What would you like the public (and general microbiological audience) to appreciate about Archaea?
That, according to the most recent insights, eukaryotes (and that includes us, humans) evolved from an archaeal lineage (that was related to Asgard archaea) that took up a bacterium (from which mitochondria evolved). This finding implies that, in the strict phylogenetic sense, we, humans (and all other eukaryotes) are Archaea!
Are there any particular papers that you feel are absolute must reads for those that aren’t necessarily familiar with the field (and briefly, why)?
(Assuming this relates to work produced by my lab)
Zaremba-Niedzwiedzka, K., et al., Asgard archaea illuminate the origin of eukaryotic cellular complexity.
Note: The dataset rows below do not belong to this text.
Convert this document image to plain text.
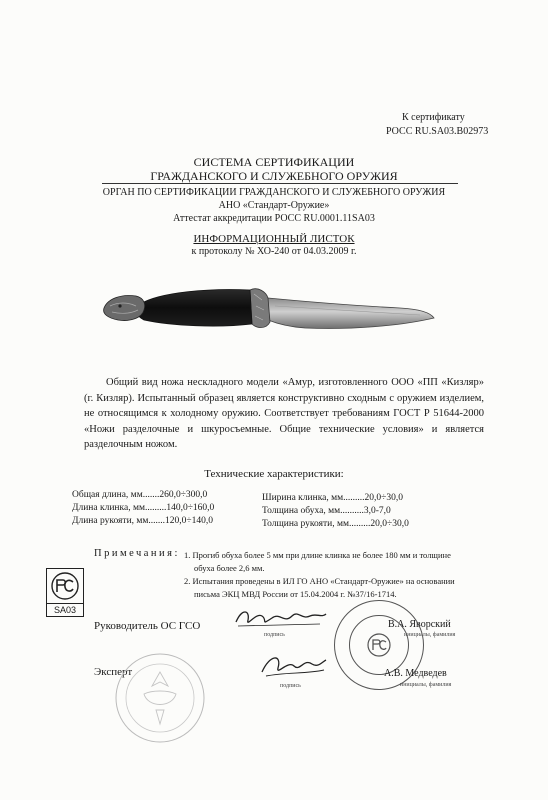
К сертификату
РОСС RU.SA03.B02973
СИСТЕМА СЕРТИФИКАЦИИ
ГРАЖДАНСКОГО И СЛУЖЕБНОГО ОРУЖИЯ
ОРГАН ПО СЕРТИФИКАЦИИ ГРАЖДАНСКОГО И СЛУЖЕБНОГО ОРУЖИЯ
АНО «Стандарт-Оружие»
Аттестат аккредитации РОСС RU.0001.11SA03
ИНФОРМАЦИОННЫЙ ЛИСТОК
к протоколу № ХО-240 от 04.03.2009 г.
Общий вид ножа нескладного модели «Амур, изготовленного ООО «ПП «Кизляр» (г. Кизляр). Испытанный образец является конструктивно сходным с оружием изделием, не относящимся к холодному оружию. Соответствует требованиям ГОСТ Р 51644-2000 «Ножи разделочные и шкуросъемные. Общие технические условия» и является разделочным ножом.
Технические характеристики:
Общая длина, мм.......260,0÷300,0
Длина клинка, мм.........140,0÷160,0
Длина рукояти, мм.......120,0÷140,0
Ширина клинка, мм.........20,0÷30,0
Толщина обуха, мм..........3,0-7,0
Толщина рукояти, мм.........20,0÷30,0
Примечания: 1. Прогиб обуха более 5 мм при длине клинка не более 180 мм и толщине
обуха более 2,6 мм.
2. Испытания проведены в ИЛ ГО АНО «Стандарт-Оружие» на основании
письма ЭКЦ МВД России от 15.04.2004 г. №37/16-1714.
SA03
Руководитель ОС ГСО
подпись
В.А. Яворский
инициалы, фамилия
Эксперт
подпись
А.В. Медведев
инициалы, фамилия
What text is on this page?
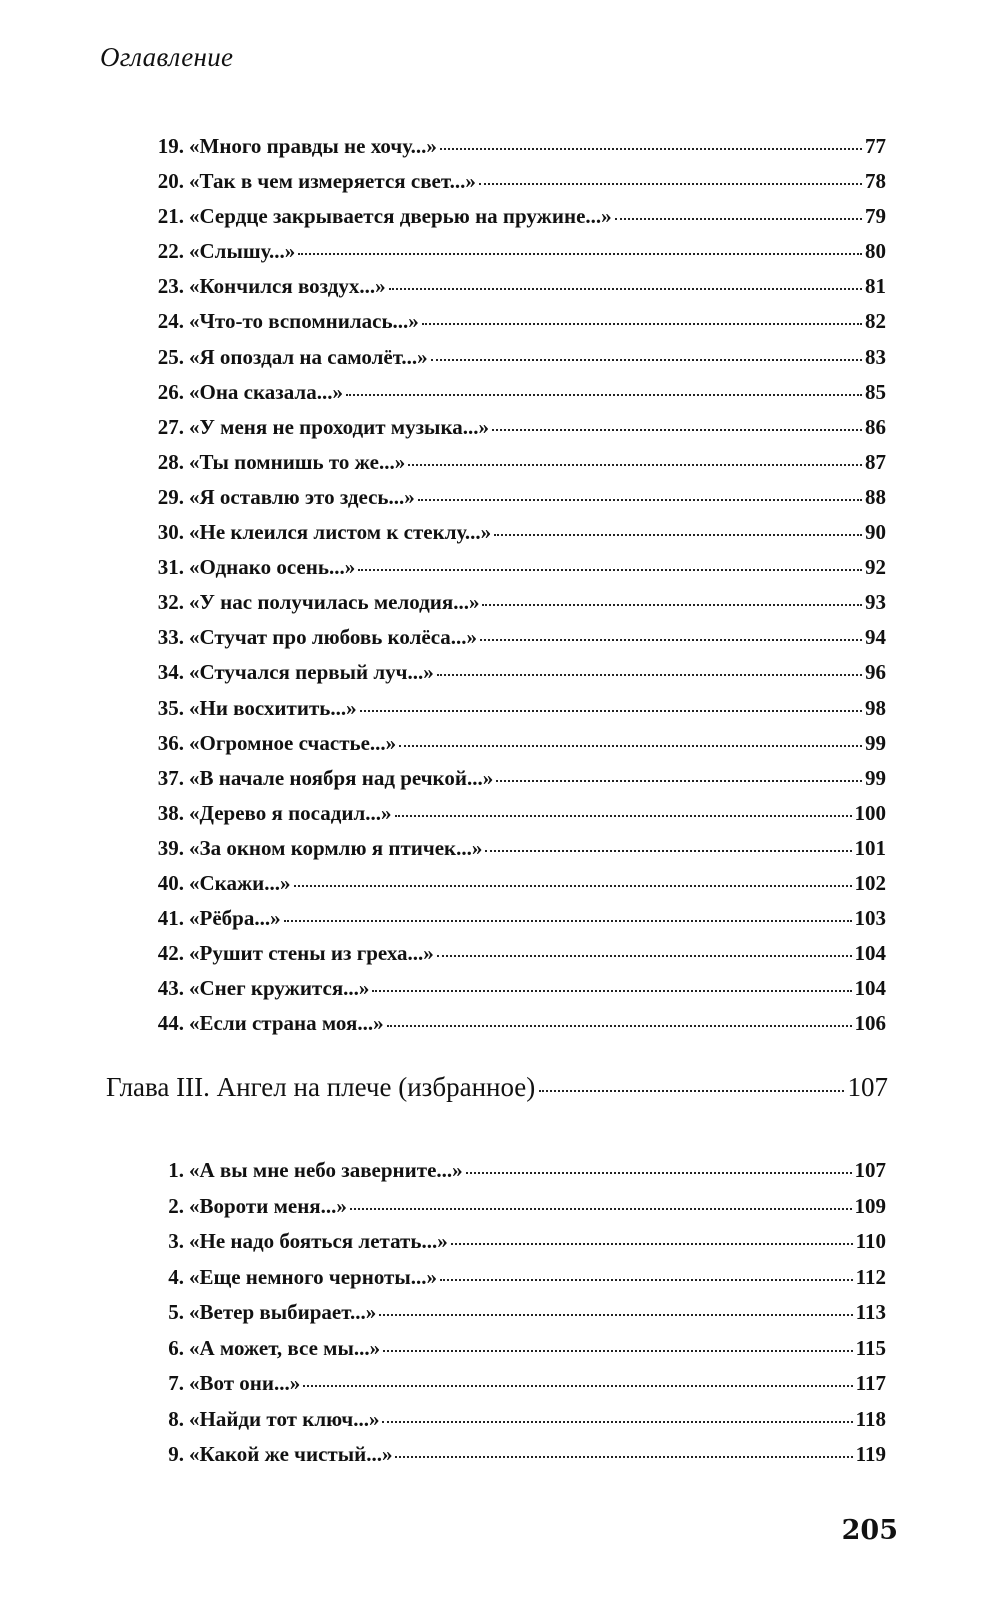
Оглавление
19. «Много правды не хочу...»	77
20. «Так в чем измеряется свет...»	78
21. «Сердце закрывается дверью на пружине...»	79
22. «Слышу...»	80
23. «Кончился воздух...»	81
24. «Что-то вспомнилась...»	82
25. «Я опоздал на самолёт...»	83
26. «Она сказала...»	85
27. «У меня не проходит музыка...»	86
28. «Ты помнишь то же...»	87
29. «Я оставлю это здесь...»	88
30. «Не клеился листом к стеклу...»	90
31. «Однако осень...»	92
32. «У нас получилась мелодия...»	93
33. «Стучат про любовь колёса...»	94
34. «Стучался первый луч...»	96
35. «Ни восхитить...»	98
36. «Огромное счастье...»	99
37. «В начале ноября над речкой...»	99
38. «Дерево я посадил...»	100
39. «За окном кормлю я птичек...»	101
40. «Скажи...»	102
41. «Рёбра...»	103
42. «Рушит стены из греха...»	104
43. «Снег кружится...»	104
44. «Если страна моя...»	106
Глава III. Ангел на плече (избранное)	107
1. «А вы мне небо заверните...»	107
2. «Вороти меня...»	109
3. «Не надо бояться летать...»	110
4. «Еще немного черноты...»	112
5. «Ветер выбирает...»	113
6. «А может, все мы...»	115
7. «Вот они...»	117
8. «Найди тот ключ...»	118
9. «Какой же чистый...»	119
205
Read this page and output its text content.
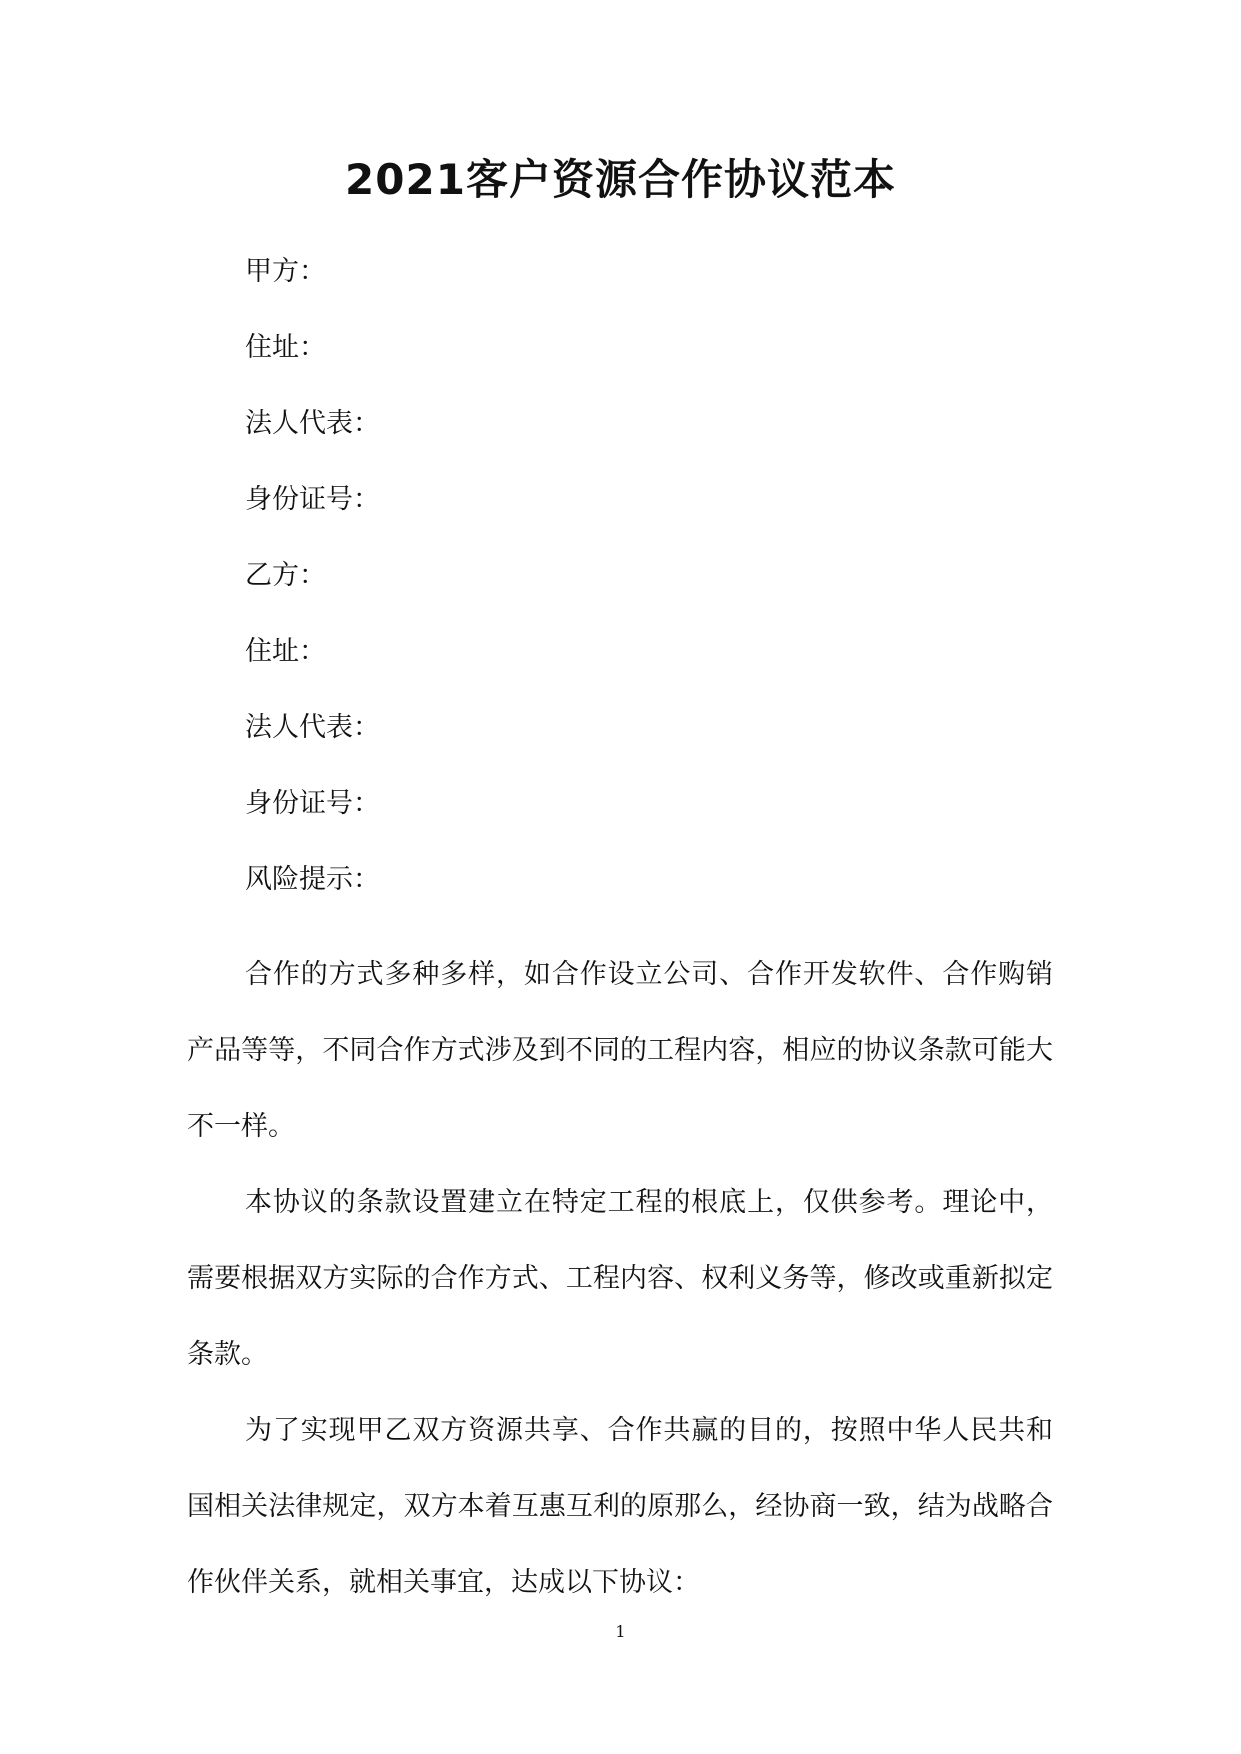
2021客户资源合作协议范本
甲方：
住址：
法人代表：
身份证号：
乙方：
住址：
法人代表：
身份证号：
风险提示：

合作的方式多种多样，如合作设立公司、合作开发软件、合作购销产品等等，不同合作方式涉及到不同的工程内容，相应的协议条款可能大不一样。

本协议的条款设置建立在特定工程的根底上，仅供参考。理论中，需要根据双方实际的合作方式、工程内容、权利义务等，修改或重新拟定条款。

为了实现甲乙双方资源共享、合作共赢的目的，按照中华人民共和国相关法律规定，双方本着互惠互利的原那么，经协商一致，结为战略合作伙伴关系，就相关事宜，达成以下协议：

1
Nature 541, 353–358 (2017)
This paper extends the previous discovery of the Lokiarchaeota by describing the Asgard archaea, a diverse clade of archaea that represent the closest prokaryotic relatives of eukaryotes. The genomes of Asgard archaea encode many features that were previously regarded as specific to eukaryotes.
Eme, L., Spang, A., Lombard, J., Stairs, C.W., and Ettema, T.J.G., Archaea and the origin of eukaryotes. Nature Reviews Microbiology 15, 711–723 (2017)
This review paper presents a comprehensive overview regarding the current view of how eukaryotes have evolved from an archaeal ancestor.
Spang, A., Caceres, E.F. and Ettema, T.J.G., Genomic exploration of the diversity, ecology, and evolution of the archaeal domain of life. Science 357 (6351) eaaf3883 (2017)
This review paper outlines, from a historical perspective, how cultivation and cultivation-independent genomics approaches have over the years contributed new insights into the diversity, ecology, and evolution of the archaeal domain of life.